In fashion it’s always a little bit strange that the next season’s autumn clothes are on show when it is still very hot outside. In the world of fashion the next thing to come is more important than here and now. The clothes of D&G are meant for summer, but for example the clothes of the fashion houses Etro and Gucci are thick and closed. The tendencies you will find in the windows are still retro or vintage inspired design, from the 1950’s till the 1970’s. The 1960’s and ’70s are predominant in style, cut and colour. Everywhere you could recognize flowers, insects, and themes inspired by nature. Graphic retro patterns and non-western patterns are recognizable for example at the fashion design of Tory Burch. Prada presents lots of 1960’s cut mini dresses with prints from this period of time.
As a tendency against hippie and flower power style, there is created also a minimalistic style at for example the fashion house Krizia. Even the mannequins have heads like they are stepped out of a Malevich painting. The heads are designed minimal and are without the recognizable features of a portrait, like nose, lips, eyes and eyebrows. The de-constructivist installation The knitted Gaze in the window made of printed glass is very interesting and made by the guest designer Lorenzo Vitturi.
D&G are playing over and over again with the clichés and stereotypes of Italian culture, and the roles in the 1950’s of man and woman.
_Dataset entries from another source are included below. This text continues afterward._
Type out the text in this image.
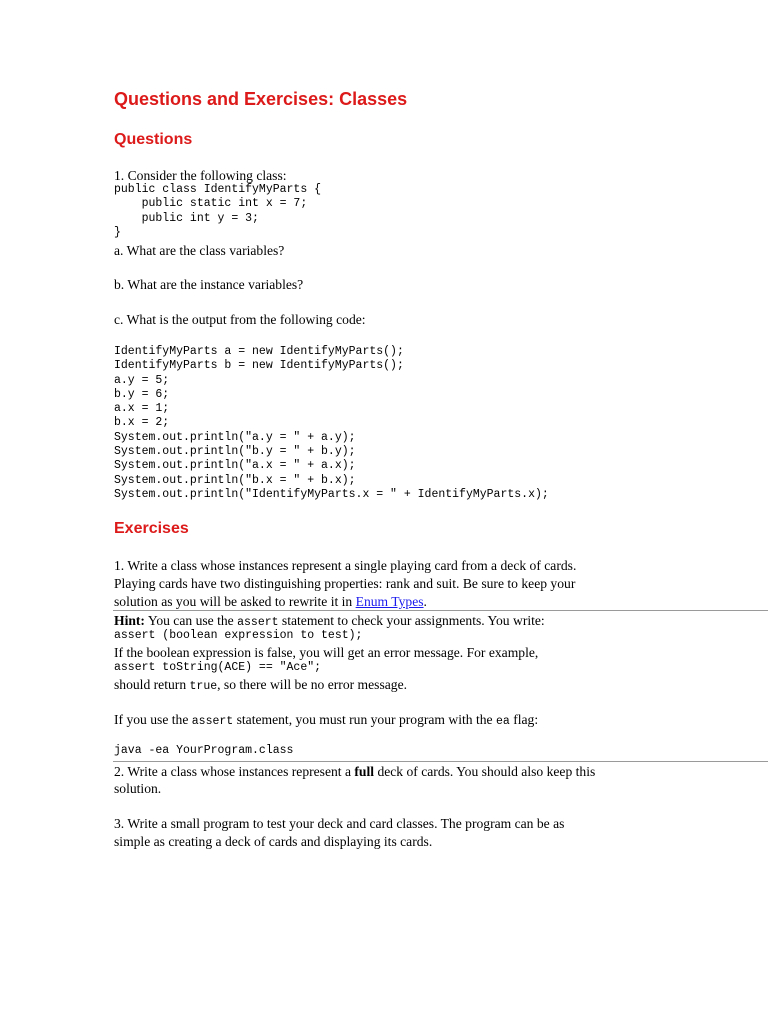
Questions and Exercises: Classes
Questions
1. Consider the following class:
public class IdentifyMyParts {
public static int x = 7;
public int y = 3;
}
a. What are the class variables?
b. What are the instance variables?
c. What is the output from the following code:
IdentifyMyParts a = new IdentifyMyParts();
IdentifyMyParts b = new IdentifyMyParts();
a.y = 5;
b.y = 6;
a.x = 1;
b.x = 2;
System.out.println("a.y = " + a.y);
System.out.println("b.y = " + b.y);
System.out.println("a.x = " + a.x);
System.out.println("b.x = " + b.x);
System.out.println("IdentifyMyParts.x = " + IdentifyMyParts.x);
Exercises
1. Write a class whose instances represent a single playing card from a deck of cards.
Playing cards have two distinguishing properties: rank and suit. Be sure to keep your
solution as you will be asked to rewrite it in Enum Types.
Hint: You can use the assert statement to check your assignments. You write:
assert (boolean expression to test);
If the boolean expression is false, you will get an error message. For example,
assert toString(ACE) == "Ace";
should return true, so there will be no error message.
If you use the assert statement, you must run your program with the ea flag:
java -ea YourProgram.class
2. Write a class whose instances represent a full deck of cards. You should also keep this
solution.
3. Write a small program to test your deck and card classes. The program can be as
simple as creating a deck of cards and displaying its cards.
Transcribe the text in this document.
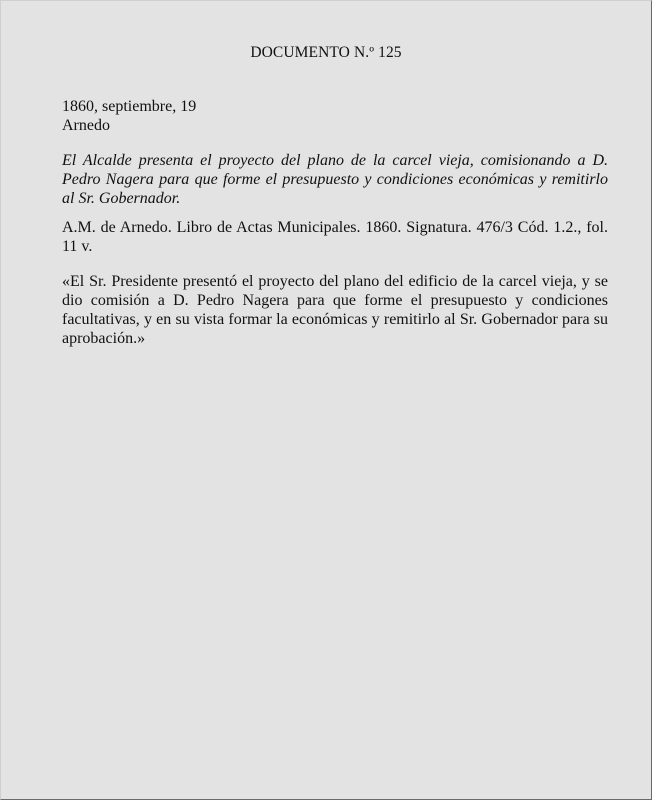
DOCUMENTO N.º 125

1860, septiembre, 19

Arnedo

El Alcalde presenta el proyecto del plano de la carcel vieja, comisionando a D. Pedro Nagera para que forme el presupuesto y condiciones económicas y remitirlo al Sr. Gobernador.

A.M. de Arnedo. Libro de Actas Municipales. 1860. Signatura. 476/3 Cód. 1.2., fol. 11 v.

«El Sr. Presidente presentó el proyecto del plano del edificio de la carcel vieja, y se dio comisión a D. Pedro Nagera para que forme el presupuesto y condiciones facultativas, y en su vista formar la económicas y remitirlo al Sr. Gobernador para su aprobación.»
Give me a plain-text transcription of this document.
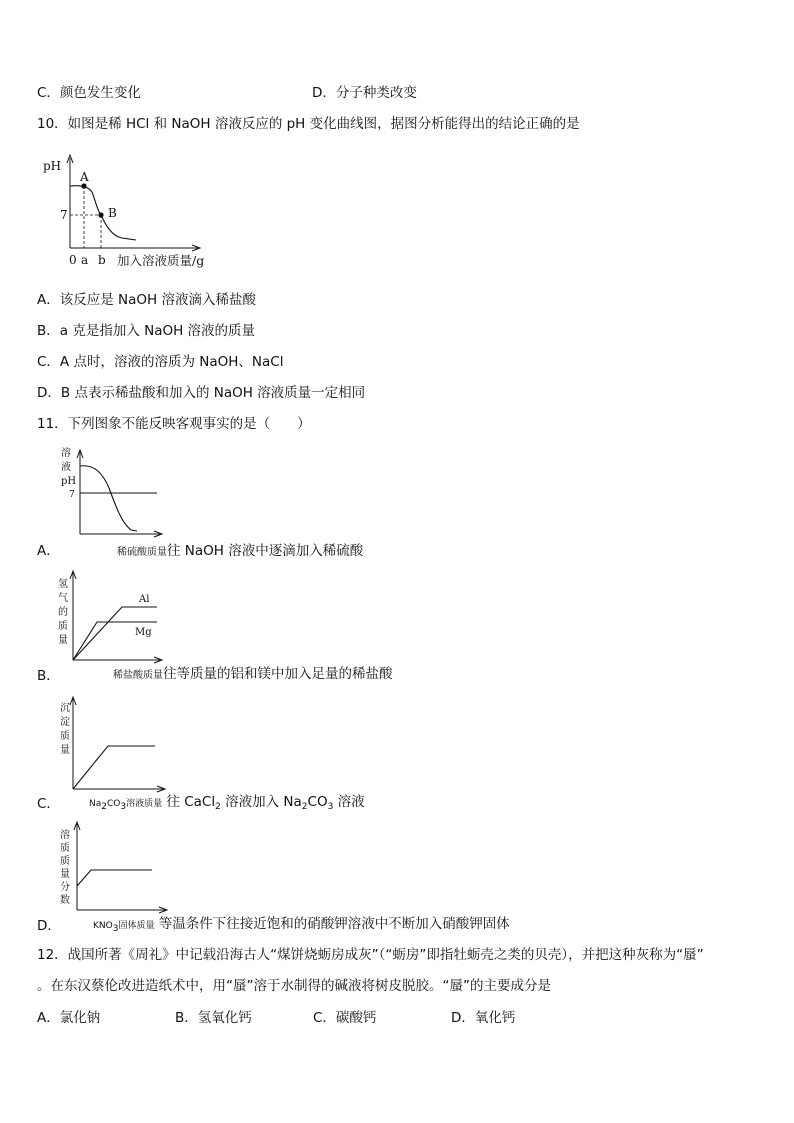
C．颜色发生变化	D．分子种类改变
10．如图是稀 HCl 和 NaOH 溶液反应的 pH 变化曲线图，据图分析能得出的结论正确的是
pH
A
B
7
0 a b 加入溶液质量/g
A．该反应是 NaOH 溶液滴入稀盐酸
B．a 克是指加入 NaOH 溶液的质量
C．A 点时，溶液的溶质为 NaOH、NaCl
D．B 点表示稀盐酸和加入的 NaOH 溶液质量一定相同
11．下列图象不能反映客观事实的是（　　）
溶
液
pH
7
A．	稀硫酸质量往 NaOH 溶液中逐滴加入稀硫酸
氢
气
的
质
量
Al
Mg
B．	稀盐酸质量往等质量的铝和镁中加入足量的稀盐酸
沉
淀
质
量
C．	Na2CO3溶液质量 往 CaCl$_2$ 溶液加入 $Na_2CO_3$ 溶液
溶
质
质
量
分
数
D．	KNO3固体质量 等温条件下往接近饱和的硝酸钾溶液中不断加入硝酸钾固体
12．战国所著《周礼》中记载沿海古人“煤饼烧蛎房成灰”（“蛎房”即指牡蛎壳之类的贝壳），并把这种灰称为“蜃”
。在东汉蔡伦改进造纸术中，用“蜃”溶于水制得的碱液将树皮脱胶。“蜃”的主要成分是
A．氯化钠	B．氢氧化钙	C．碳酸钙	D．氧化钙
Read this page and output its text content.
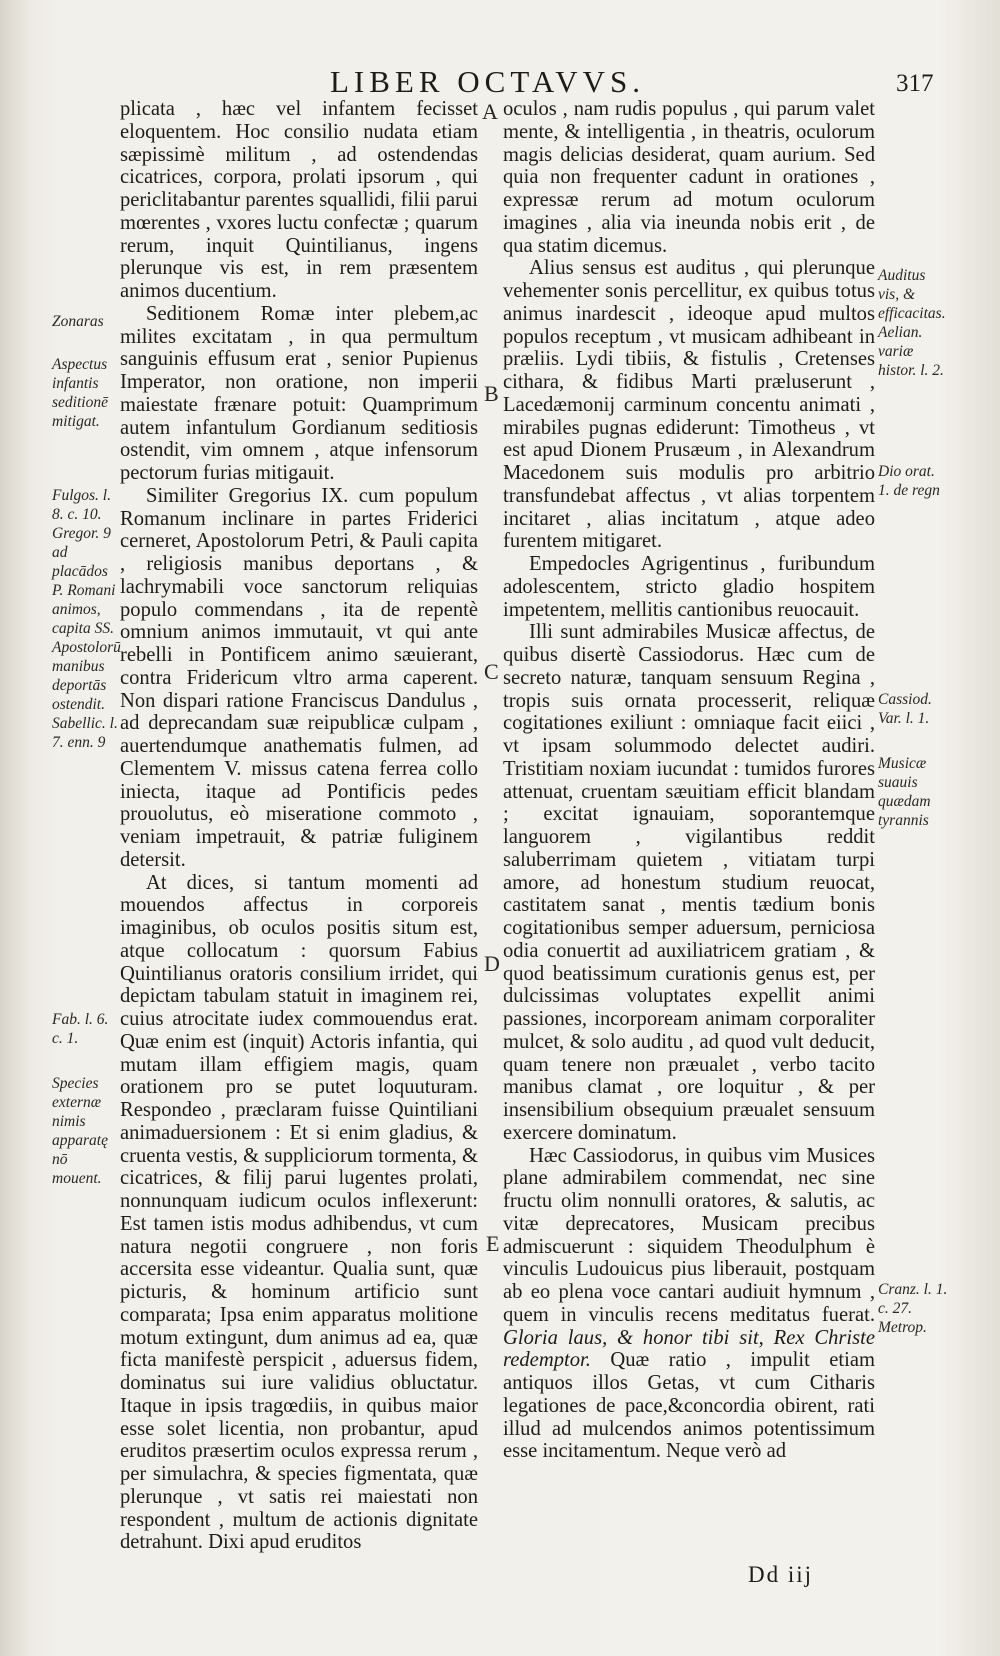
LIBER OCTAVVS.	317
Zonaras
Aspectus infantis seditionē mitigat.
Fulgos. l. 8. c. 10. Gregor. 9 ad placādos P. Romani animos, capita SS. Apostolorū manibus deportās ostendit. Sabellic. l. 7. enn. 9
Fab. l. 6. c. 1.
Species externæ nimis apparatę nō mouent.
Auditus vis, & efficacitas. Aelian. variæ histor. l. 2.
Dio orat. 1. de regn
Cassiod. Var. l. 1.
Musicæ suauis quædam tyrannis
Cranz. l. 1. c. 27. Metrop.
A
B
C
D
E

plicata , hæc vel infantem fecisset eloquentem. Hoc consilio nudata etiam sæpissimè militum , ad ostendendas cicatrices, corpora, prolati ipsorum , qui periclitabantur parentes squallidi, filii parui mœrentes , vxores luctu confectæ ; quarum rerum, inquit Quintilianus, ingens plerunque vis est, in rem præsentem animos ducentium.

Seditionem Romæ inter plebem,ac milites excitatam , in qua permultum sanguinis effusum erat , senior Pupienus Imperator, non oratione, non imperii maiestate frænare potuit: Quamprimum autem infantulum Gordianum seditiosis ostendit, vim omnem , atque infensorum pectorum furias mitigauit.

Similiter Gregorius IX. cum populum Romanum inclinare in partes Friderici cerneret, Apostolorum Petri, & Pauli capita , religiosis manibus deportans , & lachrymabili voce sanctorum reliquias populo commendans , ita de repentè omnium animos immutauit, vt qui ante rebelli in Pontificem animo sæuierant, contra Fridericum vltro arma caperent. Non dispari ratione Franciscus Dandulus , ad deprecandam suæ reipublicæ culpam , auertendumque anathematis fulmen, ad Clementem V. missus catena ferrea collo iniecta, itaque ad Pontificis pedes prouolutus, eò miseratione commoto , veniam impetrauit, & patriæ fuliginem detersit.

At dices, si tantum momenti ad mouendos affectus in corporeis imaginibus, ob oculos positis situm est, atque collocatum : quorsum Fabius Quintilianus oratoris consilium irridet, qui depictam tabulam statuit in imaginem rei, cuius atrocitate iudex commouendus erat. Quæ enim est (inquit) Actoris infantia, qui mutam illam effigiem magis, quam orationem pro se putet loquuturam. Respondeo , præclaram fuisse Quintiliani animaduersionem : Et si enim gladius, & cruenta vestis, & suppliciorum tormenta, & cicatrices, & filij parui lugentes prolati, nonnunquam iudicum oculos inflexerunt: Est tamen istis modus adhibendus, vt cum natura negotii congruere , non foris accersita esse videantur. Qualia sunt, quæ picturis, & hominum artificio sunt comparata; Ipsa enim apparatus molitione motum extingunt, dum animus ad ea, quæ ficta manifestè perspicit , aduersus fidem, dominatus sui iure validius obluctatur. Itaque in ipsis tragœdiis, in quibus maior esse solet licentia, non probantur, apud eruditos præsertim oculos expressa rerum , per simulachra, & species figmentata, quæ plerunque , vt satis rei maiestati non respondent , multum de actionis dignitate detrahunt. Dixi apud eruditos

oculos , nam rudis populus , qui parum valet mente, & intelligentia , in theatris, oculorum magis delicias desiderat, quam aurium. Sed quia non frequenter cadunt in orationes , expressæ rerum ad motum oculorum imagines , alia via ineunda nobis erit , de qua statim dicemus.

Alius sensus est auditus , qui plerunque vehementer sonis percellitur, ex quibus totus animus inardescit , ideoque apud multos populos receptum , vt musicam adhibeant in præliis. Lydi tibiis, & fistulis , Cretenses cithara, & fidibus Marti præluserunt , Lacedæmonij carminum concentu animati , mirabiles pugnas ediderunt: Timotheus , vt est apud Dionem Prusæum , in Alexandrum Macedonem suis modulis pro arbitrio transfundebat affectus , vt alias torpentem incitaret , alias incitatum , atque adeo furentem mitigaret.

Empedocles Agrigentinus , furibundum adolescentem, stricto gladio hospitem impetentem, mellitis cantionibus reuocauit.

Illi sunt admirabiles Musicæ affectus, de quibus disertè Cassiodorus. Hæc cum de secreto naturæ, tanquam sensuum Regina , tropis suis ornata processerit, reliquæ cogitationes exiliunt : omniaque facit eiici , vt ipsam solummodo delectet audiri. Tristitiam noxiam iucundat : tumidos furores attenuat, cruentam sæuitiam efficit blandam ; excitat ignauiam, soporantemque languorem , vigilantibus reddit saluberrimam quietem , vitiatam turpi amore, ad honestum studium reuocat, castitatem sanat , mentis tædium bonis cogitationibus semper aduersum, perniciosa odia conuertit ad auxiliatricem gratiam , & quod beatissimum curationis genus est, per dulcissimas voluptates expellit animi passiones, incorpoream animam corporaliter mulcet, & solo auditu , ad quod vult deducit, quam tenere non præualet , verbo tacito manibus clamat , ore loquitur , & per insensibilium obsequium præualet sensuum exercere dominatum.

Hæc Cassiodorus, in quibus vim Musices plane admirabilem commendat, nec sine fructu olim nonnulli oratores, & salutis, ac vitæ deprecatores, Musicam precibus admiscuerunt : siquidem Theodulphum è vinculis Ludouicus pius liberauit, postquam ab eo plena voce cantari audiuit hymnum , quem in vinculis recens meditatus fuerat. Gloria laus, & honor tibi sit, Rex Christe redemptor. Quæ ratio , impulit etiam antiquos illos Getas, vt cum Citharis legationes de pace,&concordia obirent, rati illud ad mulcendos animos potentissimum esse incitamentum. Neque verò ad

Dd iij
The A-line dress is printed every season with another theme, most of the time flowers, but the last season they were printed with the images of pasta and ice cream.
Akris looks also back to the 1950’s in his choice for silhouettes. Interesting is that he made use of tromp l’oeil on fabric (is the image of a camera real or isn’t it – after Magritte’s La trahison des images 1928-29). I researched a bit, to prove what I already knew and found out that this dress is printed with a photograph (self-portrait, New York) of Vivian Maier made in 1954. Krizia printed the whole photograph, including the camera and the actual pattern of Vivian’s dress. Only Maier’s hands are telling they are hers (her face is absent). It’s strange to look at a dress with a photo camera. The viewer is becoming aware of the today’s culture, with a tendency to photograph and to be photographed. When I photographed the window of Akris, I photographed indirect (the absent) Vivian Maier in 1954. For a moment I was in another time and so does most of the fashion of today, by copying the past.